The fact that flicker stimulation increased the diameter of both retinal arterioles and venules during normoxia and venules during hypoxia confirms previous findings [15, 16]. The lack of effect of flicker stimulation on the diameter of arterioles during hypoxia is analogous to studies showing that changes in oxygen saturation are correlated with changes in flicker-induced dilatation of retinal arterioles during both hypoxia [15, 16, 17] and hyperoxia [18]. The reduction in flicker-induced dilatation of retinal venules induced by regadenoson during normoxia may be a similar paradoxical effect, where a potential dilating stimulus reduces the effect of another dilating stimulus [16]. The mechanisms underlying these diameter responses of retinal vessels when flicker stimulation is added to hypoxia or regadenoson administration require further investigation.

Previous in vivo studies have shown that intravenous infusion of adenosine can increase the pulse amplitude in the central retina and the blood flow in the choroid and the optic nerve head, which can be assumed to be a result of vasodilatation in the choroidal resistance vessels [7]. The observed lack of effect of the adenosine analogue regadenoson on the diameter of retinal arterioles may potentially be due to a too low concentration of the compound for a vasoactive effect to have been elicited.

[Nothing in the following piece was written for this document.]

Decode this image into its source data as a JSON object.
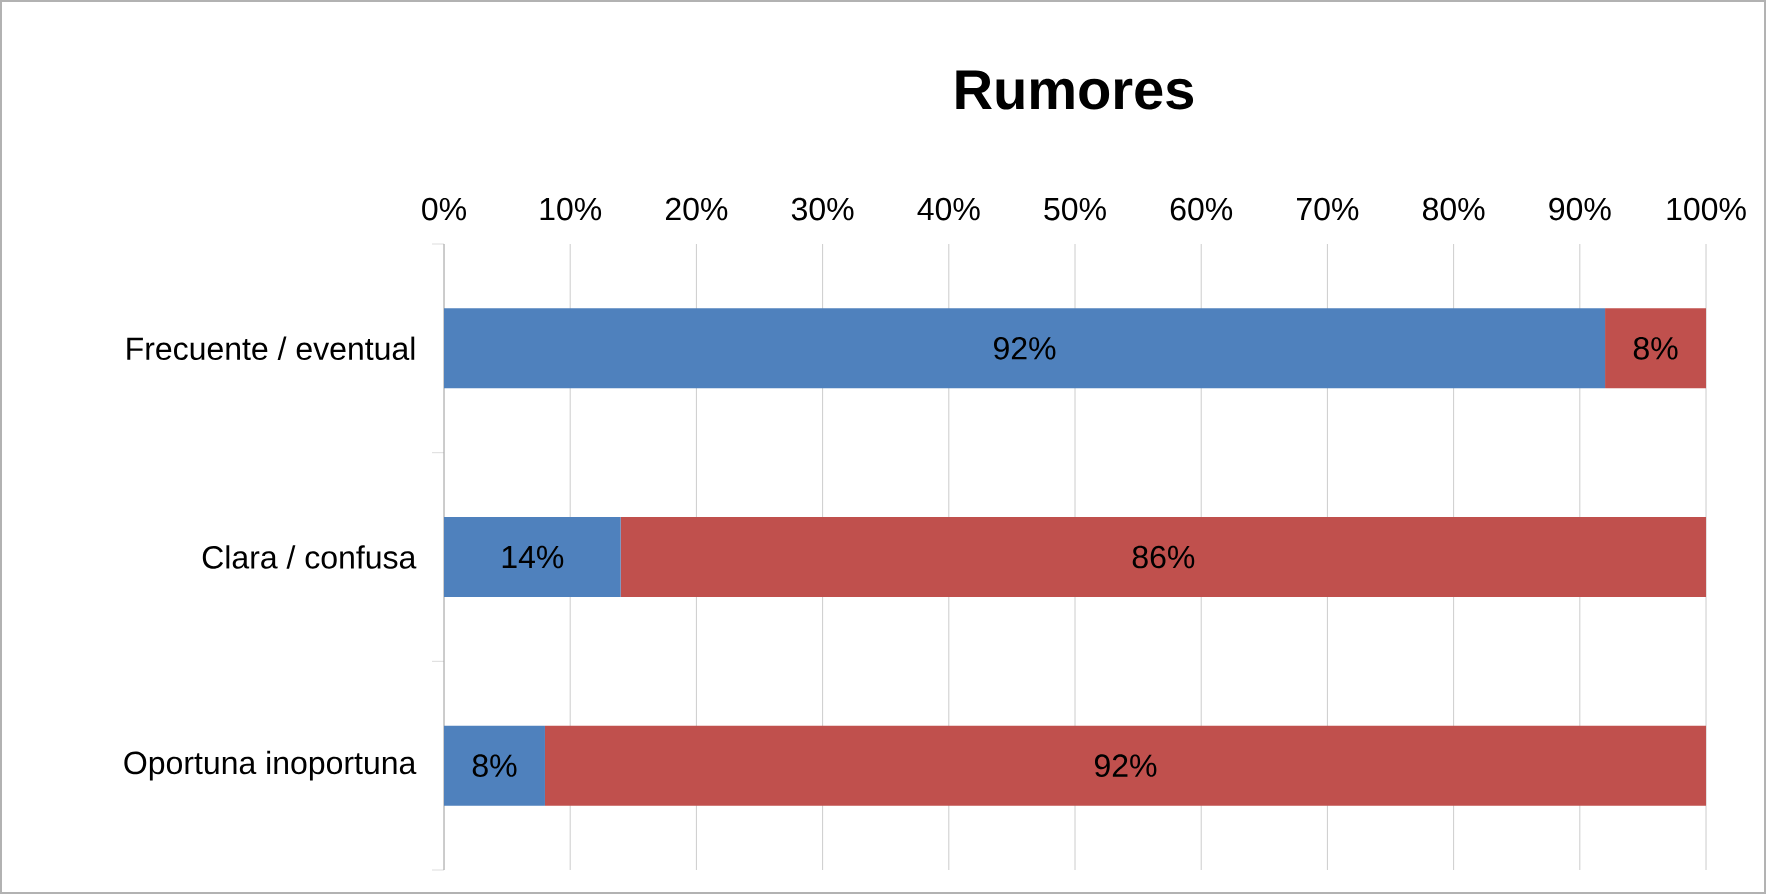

Although the employed concentration of regadenoson can affect coronary function [8, 19], the sensitivity of retinal arterioles to the compound may be lower than that of arterioles in the systemic circulation [20]. Previous studies have shown that adenosine has affinity to a number of adenosine receptor types [21] and that the dilating effect of the compound requires functional Na-K pumps and KATP channels [22]. Additionally, adenosine may be a final common mediator of other compounds with vasodilating properties such as glutamate and ATP [23, 24]. Alternatively, the lack of effect on retinal vessels may be related to the route of administration of regadenoson. Thus, it has been shown that adenosine-induced dilatation of retinal vessels requires that the compound is administered extravascularly [5, 6], whereas intravascular administration of the compound has no effect on vessel diameter [25] or blood flow in the retina [26, 27]. This is in accordance with the present in vivo findings where intravascular administration of regadenoson had no effect on the diameter of larger retinal vessels. Therefore, it might be hypothesized that a vasoactive effect of regadenoson could be achieved if the compound was administered intravitreally to act on the extraluminal side of the vessels as observed with adenosine in newborn pigs [28]. This hypothesis should be investigated further.

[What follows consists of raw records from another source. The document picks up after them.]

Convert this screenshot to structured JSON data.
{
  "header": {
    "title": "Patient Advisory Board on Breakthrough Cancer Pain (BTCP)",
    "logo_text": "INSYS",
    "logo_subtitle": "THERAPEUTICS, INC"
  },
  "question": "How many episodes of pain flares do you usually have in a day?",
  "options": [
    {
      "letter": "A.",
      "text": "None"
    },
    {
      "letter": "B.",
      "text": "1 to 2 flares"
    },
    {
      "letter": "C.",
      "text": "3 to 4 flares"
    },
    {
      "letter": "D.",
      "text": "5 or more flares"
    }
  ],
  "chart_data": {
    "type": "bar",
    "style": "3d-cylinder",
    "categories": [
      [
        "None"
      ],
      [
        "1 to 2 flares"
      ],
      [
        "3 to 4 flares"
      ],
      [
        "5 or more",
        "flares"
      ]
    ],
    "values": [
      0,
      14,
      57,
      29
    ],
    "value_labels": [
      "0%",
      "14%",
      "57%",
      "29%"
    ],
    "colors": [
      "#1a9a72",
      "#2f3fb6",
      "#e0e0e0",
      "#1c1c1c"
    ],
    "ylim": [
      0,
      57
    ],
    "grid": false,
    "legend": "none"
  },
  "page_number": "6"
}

In conclusion, the present study has shown that intravenous administration of the adenosine A2Areceptor agonist regadenoson has no effect on the diameter of retinal arterioles but can reduce flicker-induced dilatation of venules during normoxia in normal persons in vivo. Future studies should investigate differential effects of intra- and extravascular administration of specific adenosine receptor agonists. This might point to possible roles for adenosine receptors as targets for the treatment of retinal vascular disease such as diabetic retinopathy.

Statement of Ethics

The study was approved by the Regional Committee for Scientific Ethics, the Danish Health and Medicines Agency, and the Danish Data Protection Agency, and was performed in accordance with the Declaration of Helsinki. Informed written consent was obtained from all participants before enrolment.

Disclosure Statement

The authors have no conflicts of interest to declare.

Funding Sources

The study was supported by the VELUX Foundation, the Jochum and Marie Jensen Foundation, the August Frederik Wedell Erichsen Foundation, and the Synoptik Foundation.

Author Contributions

L.P., H.E.B., and T.B. conceived the idea; A.D.J., L.P., and H.E.B. performed the experiments; A.D.J., L.P., and T.B. analysed the data; and A.D.J., L.P., H.E.B., and T.B. wrote the manuscript.